Around dawn one of the German guys and I noticed the rest of our group had disappeared. We got a little frantic, thinking we’d missed our ride. Someone mercifully helped the two confused white dudes, showing us that our friends were behind the house getting breakfast. The house had a detached kitchen (this is good when you cook with wood), and old women were laboring in the chokingly smoky hovel, over giant cast iron pots of coarsely ground corn, xarem. One of the women, perhaps the lady of the house, apologized profusely it was only corn and there was no meat. I assured her the food was good and we didn’t need anything more. Such incredible hospitality. After breakfast we huddled into the back of a pickup and hit the chilly road to São Felipe, to collapse into bed and catch a few hours of sleep.

11 January 2009

N sta xatiadu

So I moved to São Felipe Tuesday. You could say I’m bummed. Bummed isn’t strong enough a word but yeah. I’ll refer to São Felipe as Bila, from now on though. That’s what people from the fora (country, sticks, etc.) call São Felipe. My heart’s in the fora, so it’s Bila to me. Bila comes from the Portuguese villa, which evidently is what they called their biggest cities on the islands. Many people in Bila pity me that I had to live in Chã das Caldeiras. But no, I tell them, “Txan e mas sabi” (Chã das Caldeiras is way better than Bila).

Sure Bila has perks, like electricity, running water, free internet in the plaza, places you can buy food, etc.
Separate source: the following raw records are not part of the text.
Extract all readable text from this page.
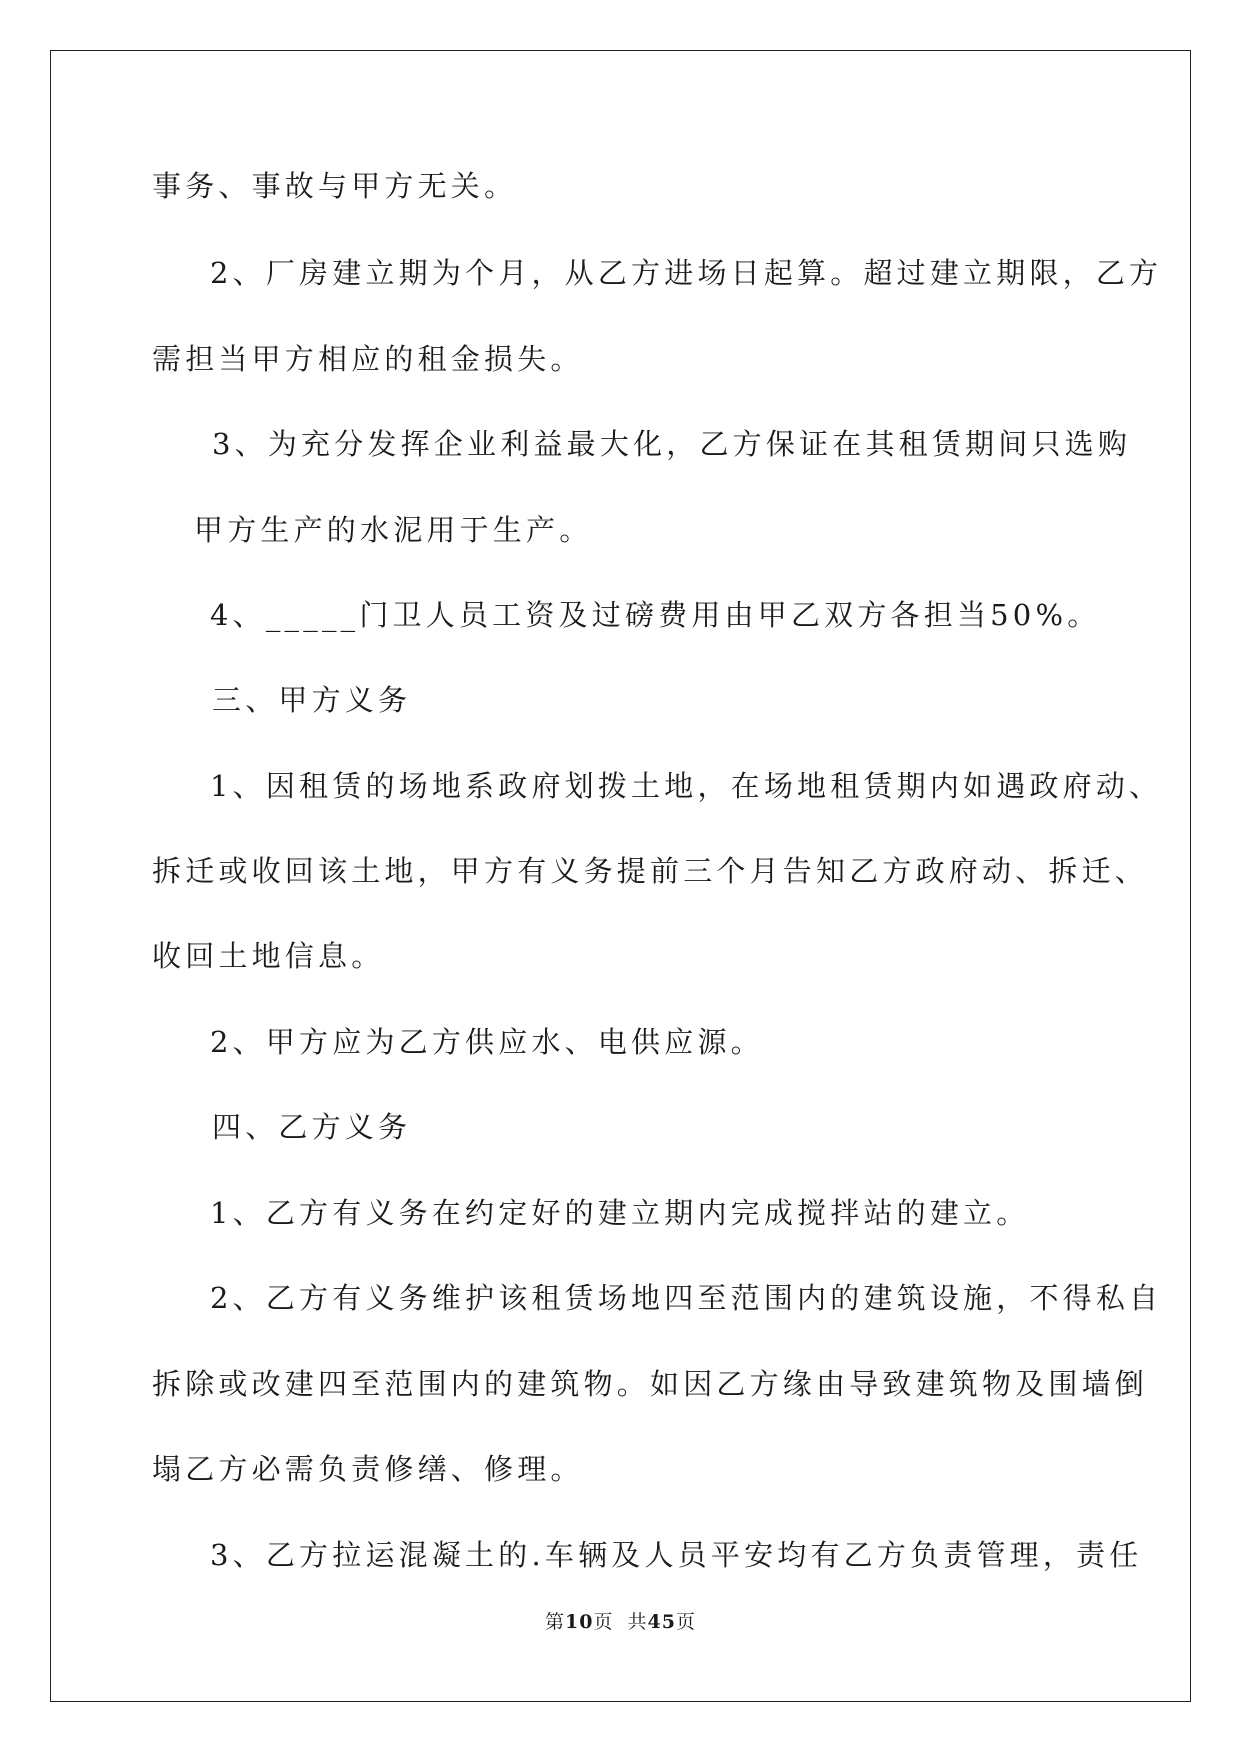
事务、事故与甲方无关。
2、厂房建立期为个月，从乙方进场日起算。超过建立期限，乙方
需担当甲方相应的租金损失。
3、为充分发挥企业利益最大化，乙方保证在其租赁期间只选购
甲方生产的水泥用于生产。
4、_____门卫人员工资及过磅费用由甲乙双方各担当50%。
三、甲方义务
1、因租赁的场地系政府划拨土地，在场地租赁期内如遇政府动、
拆迁或收回该土地，甲方有义务提前三个月告知乙方政府动、拆迁、
收回土地信息。
2、甲方应为乙方供应水、电供应源。
四、乙方义务
1、乙方有义务在约定好的建立期内完成搅拌站的建立。
2、乙方有义务维护该租赁场地四至范围内的建筑设施，不得私自
拆除或改建四至范围内的建筑物。如因乙方缘由导致建筑物及围墙倒
塌乙方必需负责修缮、修理。
3、乙方拉运混凝土的.车辆及人员平安均有乙方负责管理，责任
第10页  共45页
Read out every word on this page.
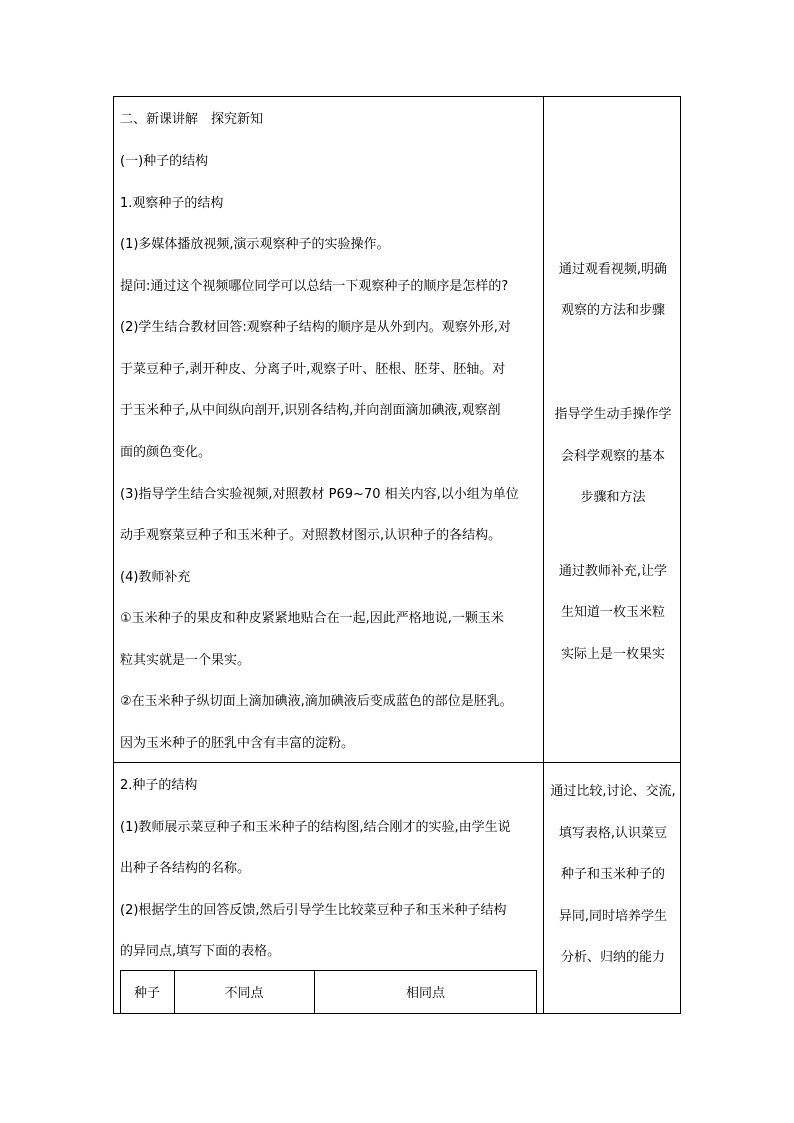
二、新课讲解　探究新知
(一)种子的结构
1.观察种子的结构
(1)多媒体播放视频,演示观察种子的实验操作。
提问:通过这个视频哪位同学可以总结一下观察种子的顺序是怎样的?
(2)学生结合教材回答:观察种子结构的顺序是从外到内。观察外形,对
于菜豆种子,剥开种皮、分离子叶,观察子叶、胚根、胚芽、胚轴。对
于玉米种子,从中间纵向剖开,识别各结构,并向剖面滴加碘液,观察剖
面的颜色变化。
(3)指导学生结合实验视频,对照教材 P69~70 相关内容,以小组为单位
动手观察菜豆种子和玉米种子。对照教材图示,认识种子的各结构。
(4)教师补充
①玉米种子的果皮和种皮紧紧地贴合在一起,因此严格地说,一颗玉米
粒其实就是一个果实。
②在玉米种子纵切面上滴加碘液,滴加碘液后变成蓝色的部位是胚乳。
因为玉米种子的胚乳中含有丰富的淀粉。
通过观看视频,明确
观察的方法和步骤
指导学生动手操作学
会科学观察的基本
步骤和方法
通过教师补充,让学
生知道一枚玉米粒
实际上是一枚果实
2.种子的结构
(1)教师展示菜豆种子和玉米种子的结构图,结合刚才的实验,由学生说
出种子各结构的名称。
(2)根据学生的回答反馈,然后引导学生比较菜豆种子和玉米种子结构
的异同点,填写下面的表格。
通过比较,讨论、交流,
填写表格,认识菜豆
种子和玉米种子的
异同,同时培养学生
分析、归纳的能力
种子	不同点	相同点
But if you know me, and how crazy I am, these things don’t make me happy. They make me wonder where I am and what I’m doing there. Every hour, every day. I never had doubts about joining, everyone agreed it was a perfect fit for me (minus my Mom, obviously. “Why not AmeriCorps or Teach for America?”), but now…

The night before I left Lauren and I went to Ramiro’s, the only place to hang out after dark in Chã. Some of the guides and the new president of the association, our friends, were there. When they learned I would leave the next day, they organized an impromptu despidida (going away party), buying bottle after bottle of manecom and tons of spaghetti with spam and chorizo for Ramiro’s wife and daughters to prepare. Everyone got a good meal (not always a regular occurrence at their homes) and had a good time (inevitably). I couldn’t express my gratitude properly in Kriolu, other to say that I feel like the people of Chã are my family. I think they understood. I don’t expect such a feeling in Bila.

The next day a truck came and picked up half of my stuff. We had to leave my bed, oven, propane tank, shelf unit, etc. At least I get to go back to Chã to get the rest. My neighbors and landlady are sad, the latter saying she felt safe with me there, her room being attached to my two (bedroom and another for everything else). Riding in the back of the truck with my stuff was surreal, everyone I forgot or didn’t get a chance to tell realizing as we passed with a full load that I was leaving. I hope they’ll understand it wasn’t my choice. I hope they won’t think I gave up on Chã. I didn’t.